You should have one or two friends that do that for you Apart from that: I didn't look at the paper but the implementation I got looks pretty fast. Unfortunately I have no other implementation to compare it to. So I am happy that bsquared appointed himself to investigate it. Btw. exploiting an unproven hypothesis (Schinzels H) in software wouldn't be such a low feat either, or not? 
20200827, 18:56  #41 
Jul 2014
111000_{2} Posts 
I referenced all my implementations against primesieve, who I informed back in 2014 about my sieves using prime generators.
https://github.com/kimwalisch/primesieve The fastest twinprime sieve that runs on a common laptop is the Rust version of my twinprimes_ssoz, followed closely by the Nim version. Because I don't have access to a GPU I haven't done a CUDA/OpenCL version, which should fly with all of their independent cores.
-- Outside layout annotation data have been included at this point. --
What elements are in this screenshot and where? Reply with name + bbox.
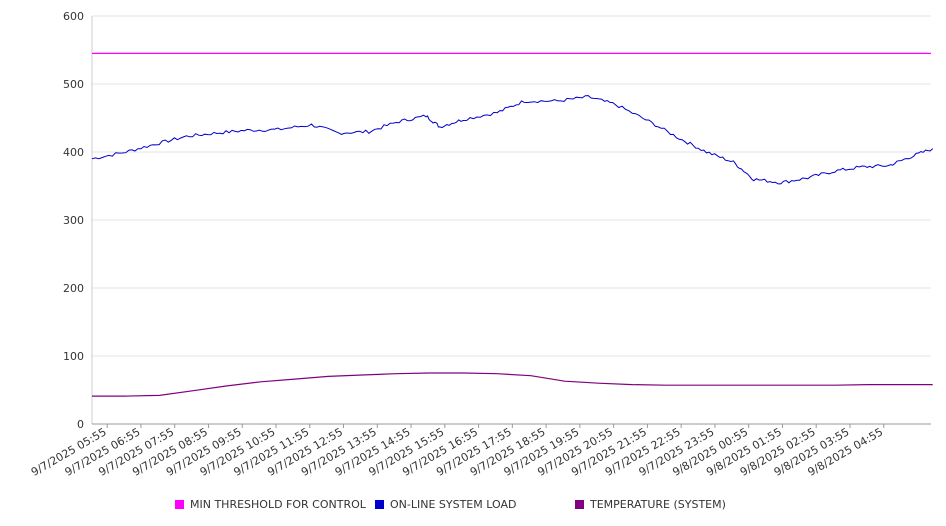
series-lines [91,52,934,397]
legend-item-temperature[interactable]: TEMPERATURE (SYSTEM) [575,498,726,511]
y-tick-label: 300 [63,214,84,227]
y-tick-label: 100 [63,350,84,363]
y-tick-label: 0 [77,418,84,431]
grid-lines [92,15,931,425]
y-tick-label: 500 [63,78,84,91]
legend-swatch-blue [375,500,384,509]
legend-label: MIN THRESHOLD FOR CONTROL [190,498,366,511]
legend-label: TEMPERATURE (SYSTEM) [590,498,726,511]
chart-legend: MIN THRESHOLD FOR CONTROL ON-LINE SYSTEM… [0,498,946,514]
x-axis-ticks: 9/7/2025 05:559/7/2025 06:559/7/2025 07:… [29,424,885,479]
series-line-system-load [91,95,934,185]
legend-swatch-purple [575,500,584,509]
legend-label: ON-LINE SYSTEM LOAD [390,498,517,511]
y-tick-label: 200 [63,282,84,295]
legend-item-system-load[interactable]: ON-LINE SYSTEM LOAD [375,498,516,511]
y-tick-label: 400 [63,146,84,159]
legend-item-min-threshold[interactable]: MIN THRESHOLD FOR CONTROL [175,498,366,511]
axes [91,16,931,425]
series-line-temperature [92,372,933,397]
legend-swatch-magenta [175,500,184,509]
y-axis-ticks: 0 100 200 300 400 500 600 [63,10,84,431]
y-tick-label: 600 [63,10,84,23]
It's also equally amenable to implement in distributed/cloud networks, as it's inherently designed to be done in parallel processing systems. I haven't tried Pascal's Java version yet, so I can't tell you how it compares. I'm certain my implementations can be improved upon for various hardware environments. I would encourage people to do so and post their results. Also, primesieve is a very good program done in very optimized C++, that has been actively maintained and improved for a number of years. It has thousands of lines of code, spanning hundreds? of files, to implement. My Rust, Nim, D, Crystal, et al versions consist of one file of less than 300 lines of actual code. 
20200827, 19:11  #42 
"Ben"
Feb 2007
3723_{10} Posts 
I've just compared the java version of ssojz that Till provided with primesieve and yafu and I'm indeed impressed.
Counting twin primes to 10^11 with 16 threads: ssojz: 3.34 sec Counting twin (and triple... up to sextuple) primes to 10^11 with 16 threads: primesieve: 2.88 sec Counting primes (no twins or other tuples) to 10^11 with 16 threads: yafu: 1.99 sec Last fiddled with by bsquared on 20200827 at 19:40 Reason: corrected yafu time 
20200827, 19:30  #43 
Jul 2014
2^{3}·7 Posts 
If you can, compile/test the Nim and Rust versions (Rust just released 1.46). They should be faster, especially with 16 cores.
My base I7 system only had 4C8T. I'm salivating on getting an AMD Threadrippper 12C24T system. 
20200827, 19:55  #44 
Aug 2006
1011101100011_{2} Posts 
That is extremely impressive, especially considering it's in Java. I wonder how the Rust implementation will fare.